Eduardo Masferré (1909-1995) was born in Sagada, Mountain Province, to a Spanish-Catalan father and a Kankanaey mother. His father, Jaime Masferré, had come from Spain as a teacher, while his mother, Mercedes Langkew, was from the uplands of Sagada.

Their union symbolized the convergence of two worlds, and Eduardo grew up between them — educated in Spain, rooted in the Cordillera, and fluent in both cultures’ ways of seeing.

Returning to Sagada in the 1930s, Masferré began photographing his community — not as an outsider but as a son documenting his own people. Over the next two decades, he created a visual chronicle of the Cordillera that would later define ethnographic photography in the Philippines.

His grandson, Albert Masferré, speaking at the exhibit opening, reflected on this interwoven heritage: “What makes tonight even more meaningful is that we are gathered here in Barcelona, the homeland of his father. In many ways, my grandfather’s own life was a bridge between Spain and the Philippines, between past and present, between two cultures that met in him and found expression through his lens. It feels fitting that his story should return here, across generations, to be shared with a new audience.”
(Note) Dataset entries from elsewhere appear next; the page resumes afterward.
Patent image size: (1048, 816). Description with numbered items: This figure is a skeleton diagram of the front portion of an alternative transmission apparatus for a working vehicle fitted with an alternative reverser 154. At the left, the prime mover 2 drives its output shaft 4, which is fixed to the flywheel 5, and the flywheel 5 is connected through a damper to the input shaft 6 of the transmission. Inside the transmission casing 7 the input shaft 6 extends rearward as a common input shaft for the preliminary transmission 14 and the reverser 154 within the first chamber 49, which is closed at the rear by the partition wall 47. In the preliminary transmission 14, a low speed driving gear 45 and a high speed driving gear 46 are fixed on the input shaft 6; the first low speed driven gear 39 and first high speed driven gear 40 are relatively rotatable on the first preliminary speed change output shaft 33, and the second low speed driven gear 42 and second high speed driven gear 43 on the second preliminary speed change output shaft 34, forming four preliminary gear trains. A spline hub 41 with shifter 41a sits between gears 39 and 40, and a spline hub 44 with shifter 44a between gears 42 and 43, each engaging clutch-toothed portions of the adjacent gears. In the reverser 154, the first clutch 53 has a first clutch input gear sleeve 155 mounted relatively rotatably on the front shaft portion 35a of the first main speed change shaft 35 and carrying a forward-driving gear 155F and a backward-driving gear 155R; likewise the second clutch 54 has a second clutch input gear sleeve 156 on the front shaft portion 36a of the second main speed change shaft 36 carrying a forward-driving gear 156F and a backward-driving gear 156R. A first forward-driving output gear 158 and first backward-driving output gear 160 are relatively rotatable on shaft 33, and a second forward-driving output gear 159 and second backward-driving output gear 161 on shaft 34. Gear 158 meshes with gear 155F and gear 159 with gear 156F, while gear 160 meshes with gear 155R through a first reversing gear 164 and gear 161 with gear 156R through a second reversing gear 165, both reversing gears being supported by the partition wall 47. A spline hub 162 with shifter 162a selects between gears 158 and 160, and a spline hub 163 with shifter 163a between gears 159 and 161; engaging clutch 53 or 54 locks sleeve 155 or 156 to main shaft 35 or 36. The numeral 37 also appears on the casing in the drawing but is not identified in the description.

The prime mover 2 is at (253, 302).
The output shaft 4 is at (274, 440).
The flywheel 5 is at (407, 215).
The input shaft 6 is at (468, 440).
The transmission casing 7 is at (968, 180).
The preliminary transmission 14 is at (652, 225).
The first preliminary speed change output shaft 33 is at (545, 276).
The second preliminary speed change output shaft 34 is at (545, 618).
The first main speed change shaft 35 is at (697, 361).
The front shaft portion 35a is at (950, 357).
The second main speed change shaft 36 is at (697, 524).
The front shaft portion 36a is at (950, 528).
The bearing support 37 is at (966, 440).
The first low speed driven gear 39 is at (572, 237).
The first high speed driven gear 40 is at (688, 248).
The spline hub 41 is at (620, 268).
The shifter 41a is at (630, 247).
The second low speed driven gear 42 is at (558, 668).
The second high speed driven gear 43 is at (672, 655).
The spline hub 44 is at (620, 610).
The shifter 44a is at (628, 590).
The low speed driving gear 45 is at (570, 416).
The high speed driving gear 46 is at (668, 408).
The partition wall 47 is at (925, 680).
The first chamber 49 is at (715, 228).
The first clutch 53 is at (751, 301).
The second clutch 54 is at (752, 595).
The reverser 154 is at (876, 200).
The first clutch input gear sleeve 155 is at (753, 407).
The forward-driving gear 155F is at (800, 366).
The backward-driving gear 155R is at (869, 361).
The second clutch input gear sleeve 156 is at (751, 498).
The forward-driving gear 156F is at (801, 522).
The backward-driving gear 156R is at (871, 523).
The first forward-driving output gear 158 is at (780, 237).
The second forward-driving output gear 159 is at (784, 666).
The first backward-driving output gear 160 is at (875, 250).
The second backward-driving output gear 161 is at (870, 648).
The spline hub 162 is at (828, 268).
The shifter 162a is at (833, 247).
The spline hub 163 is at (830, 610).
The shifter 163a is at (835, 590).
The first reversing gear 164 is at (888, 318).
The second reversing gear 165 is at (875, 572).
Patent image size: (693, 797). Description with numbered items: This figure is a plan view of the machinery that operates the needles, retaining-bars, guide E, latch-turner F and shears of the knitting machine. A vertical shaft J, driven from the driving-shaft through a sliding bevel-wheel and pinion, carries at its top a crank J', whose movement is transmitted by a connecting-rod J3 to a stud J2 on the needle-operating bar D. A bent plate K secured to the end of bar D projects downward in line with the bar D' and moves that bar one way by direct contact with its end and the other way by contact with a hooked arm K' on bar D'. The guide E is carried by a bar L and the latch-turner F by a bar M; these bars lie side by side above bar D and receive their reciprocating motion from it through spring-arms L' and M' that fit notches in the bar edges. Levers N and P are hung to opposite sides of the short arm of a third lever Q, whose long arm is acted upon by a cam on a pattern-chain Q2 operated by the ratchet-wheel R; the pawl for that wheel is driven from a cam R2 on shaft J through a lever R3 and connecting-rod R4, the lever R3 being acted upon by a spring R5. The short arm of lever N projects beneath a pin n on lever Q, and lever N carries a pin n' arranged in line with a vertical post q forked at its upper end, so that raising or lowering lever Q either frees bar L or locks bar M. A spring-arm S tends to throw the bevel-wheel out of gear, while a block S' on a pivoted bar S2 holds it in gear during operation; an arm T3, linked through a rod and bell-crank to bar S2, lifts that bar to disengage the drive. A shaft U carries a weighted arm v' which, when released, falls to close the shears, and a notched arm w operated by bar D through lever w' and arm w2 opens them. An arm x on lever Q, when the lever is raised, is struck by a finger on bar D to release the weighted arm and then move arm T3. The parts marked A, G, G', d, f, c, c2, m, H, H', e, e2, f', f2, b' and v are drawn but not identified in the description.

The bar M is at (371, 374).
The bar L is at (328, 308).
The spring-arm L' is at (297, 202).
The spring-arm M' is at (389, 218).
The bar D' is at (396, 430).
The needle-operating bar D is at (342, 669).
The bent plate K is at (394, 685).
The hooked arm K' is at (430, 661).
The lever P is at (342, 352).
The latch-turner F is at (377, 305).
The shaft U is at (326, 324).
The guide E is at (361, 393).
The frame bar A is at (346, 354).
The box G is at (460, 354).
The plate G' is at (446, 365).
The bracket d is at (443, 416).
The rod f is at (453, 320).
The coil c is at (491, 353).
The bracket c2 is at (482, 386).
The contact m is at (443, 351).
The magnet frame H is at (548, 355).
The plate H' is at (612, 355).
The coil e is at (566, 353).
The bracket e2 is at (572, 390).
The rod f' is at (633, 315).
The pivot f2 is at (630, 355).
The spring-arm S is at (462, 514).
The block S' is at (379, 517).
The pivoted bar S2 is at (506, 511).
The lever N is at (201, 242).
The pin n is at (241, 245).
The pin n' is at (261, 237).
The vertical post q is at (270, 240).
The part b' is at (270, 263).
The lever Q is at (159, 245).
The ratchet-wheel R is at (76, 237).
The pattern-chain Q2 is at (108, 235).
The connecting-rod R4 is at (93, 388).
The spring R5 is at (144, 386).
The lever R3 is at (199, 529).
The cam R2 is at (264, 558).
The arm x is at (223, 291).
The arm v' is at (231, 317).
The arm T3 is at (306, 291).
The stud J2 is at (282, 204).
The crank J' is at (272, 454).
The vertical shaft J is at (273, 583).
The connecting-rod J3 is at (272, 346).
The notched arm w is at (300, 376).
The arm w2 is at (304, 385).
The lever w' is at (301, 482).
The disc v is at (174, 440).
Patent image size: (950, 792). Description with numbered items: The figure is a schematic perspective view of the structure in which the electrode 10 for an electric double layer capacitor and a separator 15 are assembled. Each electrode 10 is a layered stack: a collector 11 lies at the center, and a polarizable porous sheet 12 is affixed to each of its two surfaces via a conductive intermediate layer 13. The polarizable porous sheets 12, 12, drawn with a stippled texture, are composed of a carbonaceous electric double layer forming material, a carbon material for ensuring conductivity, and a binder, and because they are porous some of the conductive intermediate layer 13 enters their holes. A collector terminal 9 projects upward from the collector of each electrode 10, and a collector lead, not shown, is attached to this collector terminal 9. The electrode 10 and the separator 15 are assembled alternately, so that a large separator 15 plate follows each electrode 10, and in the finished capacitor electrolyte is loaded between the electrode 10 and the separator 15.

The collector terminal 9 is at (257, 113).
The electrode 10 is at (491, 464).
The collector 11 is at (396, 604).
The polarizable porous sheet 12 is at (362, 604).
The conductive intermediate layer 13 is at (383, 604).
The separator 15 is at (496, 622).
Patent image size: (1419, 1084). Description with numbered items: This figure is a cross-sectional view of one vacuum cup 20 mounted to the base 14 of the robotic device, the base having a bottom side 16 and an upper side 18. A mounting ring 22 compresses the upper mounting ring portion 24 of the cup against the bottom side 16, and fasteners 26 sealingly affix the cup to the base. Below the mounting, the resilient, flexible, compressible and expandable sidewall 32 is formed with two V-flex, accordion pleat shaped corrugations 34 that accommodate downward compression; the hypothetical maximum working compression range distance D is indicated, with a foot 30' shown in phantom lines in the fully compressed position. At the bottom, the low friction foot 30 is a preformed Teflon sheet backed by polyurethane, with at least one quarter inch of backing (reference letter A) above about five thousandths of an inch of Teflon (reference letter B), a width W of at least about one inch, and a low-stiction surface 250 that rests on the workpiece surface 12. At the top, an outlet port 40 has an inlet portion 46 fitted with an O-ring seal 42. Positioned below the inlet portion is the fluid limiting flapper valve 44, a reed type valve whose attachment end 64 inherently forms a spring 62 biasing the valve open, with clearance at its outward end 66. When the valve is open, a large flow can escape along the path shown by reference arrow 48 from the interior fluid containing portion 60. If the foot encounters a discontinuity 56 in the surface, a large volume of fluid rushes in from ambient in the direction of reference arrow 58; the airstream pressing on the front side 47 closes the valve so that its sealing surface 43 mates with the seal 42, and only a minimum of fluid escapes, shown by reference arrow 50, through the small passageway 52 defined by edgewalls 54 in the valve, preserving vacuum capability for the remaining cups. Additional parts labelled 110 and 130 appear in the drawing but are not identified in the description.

From Bontoc to Kalinga, from Ifugao to the remote villages of Abra, Masferré carried his camera with patience and reverence. His portraits — such as the iconic image of Lakay Kabayo, an elder’s face etched with time and pride — captured not just individuals but the collective soul of a people in transition. His landscapes, too, spoke of harmony between human hands and the highland earth: terraces carved like verses, rituals framed by mist.